Figure 8 Dendrobium officinale extract mediates the regulation of the “InR-Nrf2” signaling axis by gut microbiota through gender dimorphism, in order to combat oxidative stress and extend healthy lifespan. A: Schematic diagram illustrating the potential mechanism of Dendrobium officinale extract (DOE) differential regulation of dominant bacterial species in both sexes; B: Relative expression levels of InR in flies with or without DOE (n = 3); C: Relative expression levels of Dilp2 in flies with or without DOE (n = 3); D: Relative expression levels of Dilp3 in flies with or without DOE (n = 3); E: Relative expression levels of InR in flies after intervention with Acetobacter sp. or Lactobacillus sp. (n = 3); F: Relative expression levels of Dilp2 in flies after intervention with Acetobacter sp. or Lactobacillus sp. (n = 3); G: Relative expression levels of Dilp3 in flies after intervention with Acetobacter sp. or Lactobacillus sp. (n = 3); H: Survival curves for Da-gal4 > UAS-InR RNAi with or without DOE treatment (n = 150 files); I: Intestinal integrity in Da-gal4 > UAS-InR RNAi with or without DOE (n = 3); J: Reactive oxygen species level in Da-gal4 > UAS-InR RNAi with or without DOE (n = 3); K: Relative expression of Keap1-Nrf2-antioxidant response element pathway-related genes in Da-gal4 > UAS-InR RNAi with or without DOE (n = 3); L: Relative expression levels of InR, Dilp2, Dilp3 in Da-gal4 > UAS-CncC RNAi with or without DOE (n = 3).
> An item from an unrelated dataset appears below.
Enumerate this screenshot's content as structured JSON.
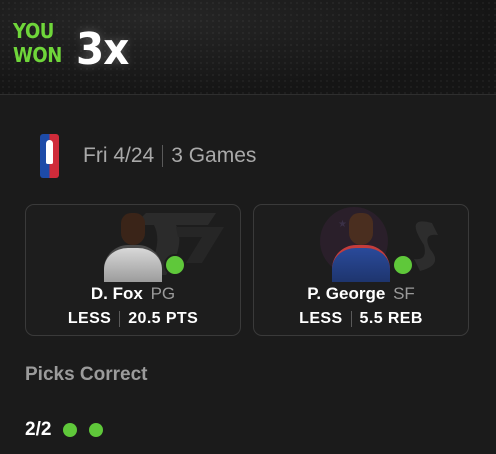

Data were analyzed by log-rank test (survival) or one/two-way analysis of variance with post-hoc test (multiple comparisons). ^aP < 0.05 vs control group. ^bP < 0.01 vs control group. ^cP < 0.001 vs control group. ^dP < 0.0001 vs control group. DOE: Dendrobium officinale extract; mRNA: Messenger RNA; CAT: Catalase; SOD: Superoxide dismutase; ROS: Reactive oxygen species; CuZn: Copper zinc; Mn: Manganese; MTH: Methuselah; GclC: Glutamate-cysteine ligase catalytic subunit.

Figure 9 Molecular mechanism of Dendrobium officinale extract delaying aging related degenerative phenotypes. DOE: Dendrobium officinale extract; CAT: Catalase; SOD: Superoxide dismutase; MDA: Malondialdehyde; ROS: Reactive oxygen species; ARE: Antioxidant response element.